“La Storia, scrisse Benedetto Croce, non è mai giustiziera, ma sempre giustificatrice; e giustiziera non potrebbe farsi se non facendosi ingiusta, ossia confondendo il pensiero con la vita e assumendo come giudizio del pensiero le attrazioni e le repulsioni del sentimento”.
A distanza di venti anni, con la riduzione al lumicino della nefasta fascinazione di quella gigantesca operazione di destrutturazione politica ed economica che è stata “Tangentopoli”, è giunto il momento di rimettere al suo posto il tassello mancante del grande mosaico della Storia recente del nostro Paese.
Nel rosa e nel blu che fanno da contorno al tappeto di velluto della sabbia di Hammamet, le parole dei sermoni carichi d’odio dei predicatori delle forche non fanno rumore e le bave di rabbia dei fustigatori al soldo di certe ambasciate straniere non sporcano.
Il profumo dei gelsomini sovrasta l’olezzo di una menzogna ideologica che giace in un angolo, come una carcassa in putrefazione.
Alla fine della strada, in questo lembo di terra sul Mediterraneo, divenuto scrigno e fortezza, si intravede, elegante come un vecchio signore, quel garofano che per l’antica leggenda nacque dalle lacrime della Madonna.
Nel 1270, durante la Crociata di Tunisi, un’epidemia di peste decimò l’esercito di Luigi IX, Re di Francia.
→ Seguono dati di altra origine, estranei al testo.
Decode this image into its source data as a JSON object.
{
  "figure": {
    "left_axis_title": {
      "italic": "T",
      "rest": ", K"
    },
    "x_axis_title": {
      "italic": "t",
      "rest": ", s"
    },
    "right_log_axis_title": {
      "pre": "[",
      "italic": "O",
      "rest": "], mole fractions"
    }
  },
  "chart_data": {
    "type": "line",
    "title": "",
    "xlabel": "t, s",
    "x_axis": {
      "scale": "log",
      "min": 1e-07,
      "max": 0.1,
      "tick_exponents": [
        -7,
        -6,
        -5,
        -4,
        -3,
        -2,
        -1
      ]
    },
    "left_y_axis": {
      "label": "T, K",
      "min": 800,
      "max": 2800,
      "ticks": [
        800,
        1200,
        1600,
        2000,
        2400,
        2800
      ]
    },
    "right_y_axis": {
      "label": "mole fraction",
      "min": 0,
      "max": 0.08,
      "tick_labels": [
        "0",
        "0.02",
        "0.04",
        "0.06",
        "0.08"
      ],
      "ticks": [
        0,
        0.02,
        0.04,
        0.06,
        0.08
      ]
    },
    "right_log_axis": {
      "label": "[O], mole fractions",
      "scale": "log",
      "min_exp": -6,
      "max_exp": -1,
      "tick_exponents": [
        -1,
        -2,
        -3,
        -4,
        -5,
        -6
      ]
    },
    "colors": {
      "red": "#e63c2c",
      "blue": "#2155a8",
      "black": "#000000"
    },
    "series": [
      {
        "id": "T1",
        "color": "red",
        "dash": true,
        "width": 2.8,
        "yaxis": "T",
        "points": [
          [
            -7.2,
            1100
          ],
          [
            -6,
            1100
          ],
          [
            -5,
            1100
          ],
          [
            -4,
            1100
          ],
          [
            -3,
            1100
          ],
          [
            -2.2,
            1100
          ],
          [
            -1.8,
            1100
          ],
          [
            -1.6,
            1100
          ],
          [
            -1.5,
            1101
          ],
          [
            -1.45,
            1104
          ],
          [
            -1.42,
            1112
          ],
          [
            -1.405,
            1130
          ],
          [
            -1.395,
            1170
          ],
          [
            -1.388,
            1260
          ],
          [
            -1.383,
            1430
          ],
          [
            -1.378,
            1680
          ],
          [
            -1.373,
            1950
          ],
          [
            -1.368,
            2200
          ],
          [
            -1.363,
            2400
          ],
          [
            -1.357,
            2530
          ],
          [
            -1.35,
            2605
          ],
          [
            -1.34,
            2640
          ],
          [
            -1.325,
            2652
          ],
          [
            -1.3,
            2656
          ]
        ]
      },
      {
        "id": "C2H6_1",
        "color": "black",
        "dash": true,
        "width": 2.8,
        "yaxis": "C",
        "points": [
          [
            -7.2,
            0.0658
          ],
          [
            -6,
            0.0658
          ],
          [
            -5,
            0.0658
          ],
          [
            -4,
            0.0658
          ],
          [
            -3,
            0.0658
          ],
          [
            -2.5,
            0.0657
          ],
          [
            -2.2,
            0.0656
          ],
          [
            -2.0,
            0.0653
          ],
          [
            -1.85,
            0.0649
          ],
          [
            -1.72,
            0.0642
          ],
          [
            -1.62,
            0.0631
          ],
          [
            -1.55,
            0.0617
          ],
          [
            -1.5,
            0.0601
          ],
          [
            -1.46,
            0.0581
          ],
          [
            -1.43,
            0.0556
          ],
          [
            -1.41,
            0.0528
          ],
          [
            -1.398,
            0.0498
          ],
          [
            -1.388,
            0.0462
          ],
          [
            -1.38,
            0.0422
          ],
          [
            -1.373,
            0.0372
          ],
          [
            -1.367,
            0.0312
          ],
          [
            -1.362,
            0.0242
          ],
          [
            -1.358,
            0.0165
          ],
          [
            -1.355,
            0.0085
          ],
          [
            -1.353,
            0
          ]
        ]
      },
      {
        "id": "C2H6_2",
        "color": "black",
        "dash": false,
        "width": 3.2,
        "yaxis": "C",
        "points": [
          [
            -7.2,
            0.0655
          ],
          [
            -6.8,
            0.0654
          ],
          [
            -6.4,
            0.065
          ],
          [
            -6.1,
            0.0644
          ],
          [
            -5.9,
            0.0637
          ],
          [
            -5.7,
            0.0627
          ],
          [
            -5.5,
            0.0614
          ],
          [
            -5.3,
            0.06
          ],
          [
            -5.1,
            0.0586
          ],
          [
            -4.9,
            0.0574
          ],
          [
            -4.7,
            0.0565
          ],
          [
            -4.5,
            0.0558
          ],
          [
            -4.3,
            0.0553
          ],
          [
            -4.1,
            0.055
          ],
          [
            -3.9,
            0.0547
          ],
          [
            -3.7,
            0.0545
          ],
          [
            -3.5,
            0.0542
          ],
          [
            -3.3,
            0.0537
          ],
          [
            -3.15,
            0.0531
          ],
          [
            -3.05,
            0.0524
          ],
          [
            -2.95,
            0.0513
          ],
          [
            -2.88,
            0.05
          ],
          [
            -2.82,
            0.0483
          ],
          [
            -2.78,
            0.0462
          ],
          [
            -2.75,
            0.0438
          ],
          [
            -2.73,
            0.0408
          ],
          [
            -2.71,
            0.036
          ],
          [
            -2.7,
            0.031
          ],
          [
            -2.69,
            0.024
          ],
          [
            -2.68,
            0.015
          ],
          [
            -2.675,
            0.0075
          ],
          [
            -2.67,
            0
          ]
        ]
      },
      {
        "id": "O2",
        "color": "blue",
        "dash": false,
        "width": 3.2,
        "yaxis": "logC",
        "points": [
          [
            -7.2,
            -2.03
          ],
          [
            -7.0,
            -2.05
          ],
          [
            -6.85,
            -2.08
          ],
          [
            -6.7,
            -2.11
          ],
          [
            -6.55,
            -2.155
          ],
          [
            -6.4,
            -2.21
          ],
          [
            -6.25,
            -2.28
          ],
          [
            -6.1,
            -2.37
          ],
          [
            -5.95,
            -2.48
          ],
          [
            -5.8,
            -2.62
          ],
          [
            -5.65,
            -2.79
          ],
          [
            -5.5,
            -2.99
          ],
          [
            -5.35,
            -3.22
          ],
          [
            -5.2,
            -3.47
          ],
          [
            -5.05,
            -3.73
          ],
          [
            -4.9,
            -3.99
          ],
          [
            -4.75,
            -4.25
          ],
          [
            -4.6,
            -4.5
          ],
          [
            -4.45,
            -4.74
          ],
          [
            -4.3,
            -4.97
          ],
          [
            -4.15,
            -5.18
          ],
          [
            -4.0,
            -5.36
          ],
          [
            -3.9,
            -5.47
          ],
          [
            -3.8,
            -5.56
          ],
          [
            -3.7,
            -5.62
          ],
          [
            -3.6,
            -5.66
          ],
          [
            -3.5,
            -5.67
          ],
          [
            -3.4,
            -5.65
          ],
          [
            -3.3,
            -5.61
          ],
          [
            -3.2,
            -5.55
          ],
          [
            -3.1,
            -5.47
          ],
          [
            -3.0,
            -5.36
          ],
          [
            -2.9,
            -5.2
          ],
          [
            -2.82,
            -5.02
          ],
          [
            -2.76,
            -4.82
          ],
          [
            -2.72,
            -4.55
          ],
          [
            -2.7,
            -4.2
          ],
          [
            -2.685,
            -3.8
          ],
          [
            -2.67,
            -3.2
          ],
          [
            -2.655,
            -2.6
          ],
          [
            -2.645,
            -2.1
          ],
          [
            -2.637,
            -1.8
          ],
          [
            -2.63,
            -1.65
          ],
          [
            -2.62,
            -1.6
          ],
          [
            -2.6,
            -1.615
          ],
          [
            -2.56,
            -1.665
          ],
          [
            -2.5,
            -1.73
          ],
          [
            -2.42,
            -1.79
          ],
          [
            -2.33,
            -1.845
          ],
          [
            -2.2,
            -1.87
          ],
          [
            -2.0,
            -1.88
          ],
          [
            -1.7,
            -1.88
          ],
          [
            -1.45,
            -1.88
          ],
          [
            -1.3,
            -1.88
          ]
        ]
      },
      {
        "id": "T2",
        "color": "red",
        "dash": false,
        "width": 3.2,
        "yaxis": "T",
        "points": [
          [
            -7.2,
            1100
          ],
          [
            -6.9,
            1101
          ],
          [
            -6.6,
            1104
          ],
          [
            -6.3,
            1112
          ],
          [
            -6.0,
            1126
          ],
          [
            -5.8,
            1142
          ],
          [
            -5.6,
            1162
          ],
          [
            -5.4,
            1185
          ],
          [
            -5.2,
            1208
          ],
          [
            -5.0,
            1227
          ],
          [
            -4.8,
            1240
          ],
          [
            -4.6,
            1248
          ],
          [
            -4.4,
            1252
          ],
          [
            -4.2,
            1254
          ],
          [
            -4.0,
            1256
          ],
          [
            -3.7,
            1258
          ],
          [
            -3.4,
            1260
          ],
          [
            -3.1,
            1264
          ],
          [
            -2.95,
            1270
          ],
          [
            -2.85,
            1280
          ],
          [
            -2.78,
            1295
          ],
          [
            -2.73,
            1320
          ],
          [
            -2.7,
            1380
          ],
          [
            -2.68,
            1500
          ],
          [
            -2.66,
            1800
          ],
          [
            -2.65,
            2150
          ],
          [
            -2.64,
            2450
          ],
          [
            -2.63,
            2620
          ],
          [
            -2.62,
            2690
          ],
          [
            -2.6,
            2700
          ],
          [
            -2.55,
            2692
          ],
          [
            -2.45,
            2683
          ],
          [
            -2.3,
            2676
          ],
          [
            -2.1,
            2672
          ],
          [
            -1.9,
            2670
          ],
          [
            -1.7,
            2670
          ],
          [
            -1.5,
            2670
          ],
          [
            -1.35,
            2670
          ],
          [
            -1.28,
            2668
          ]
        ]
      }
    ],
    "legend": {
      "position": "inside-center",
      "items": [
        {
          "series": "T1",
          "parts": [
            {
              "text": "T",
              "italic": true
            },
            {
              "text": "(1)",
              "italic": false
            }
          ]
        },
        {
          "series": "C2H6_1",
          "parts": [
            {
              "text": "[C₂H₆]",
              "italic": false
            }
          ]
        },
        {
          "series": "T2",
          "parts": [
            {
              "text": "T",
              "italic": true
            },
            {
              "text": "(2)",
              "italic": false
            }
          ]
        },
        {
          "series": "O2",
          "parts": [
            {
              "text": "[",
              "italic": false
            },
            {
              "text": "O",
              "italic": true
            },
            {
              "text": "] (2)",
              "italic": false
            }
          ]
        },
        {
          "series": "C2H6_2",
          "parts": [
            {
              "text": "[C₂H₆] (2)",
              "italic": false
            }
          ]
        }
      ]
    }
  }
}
Fu fermata grazie ad un distillato di garofano.
Il “fiore degli dei” può debellare anche quella “peste” che ancora impedisce alle spoglie mortali di Bettino Craxi di fare quel viaggio di ritorno che la Storia, quella vera e non giustiziera, prevederebbe alla fine di una delle pagine del suo grande libro.
Al termine del grande sogno ad occhi aperti dello statista di Milano di un’Africa libera dalle catene del debito e dell’usura e di un’Europa sovrana in uno scacchiere multipolare, ve n’è uno più “piccolo”, ad occhi chiusi, che sa di terra, sa di casa, sa di onore, sa di libertà.
In un Paese in cui non si contano strade e corsi intitolati ad oppressori come il “re mitraglia”, al secolo Umberto I di Savoia, non può non esserci un posto o un pensiero scolpito nel tempo e nel marmo per chi credette in quei movimenti di liberazione nazionale che da sempre impediscono che le mappe geografiche possano diventare l’album da colorare nelle scuole di quell’imperialismo che odia le differenze e le identità.
Venti anni dopo la storia (minuscola) si faccia Storia (maiuscola), nobile, rigorosa e giusta.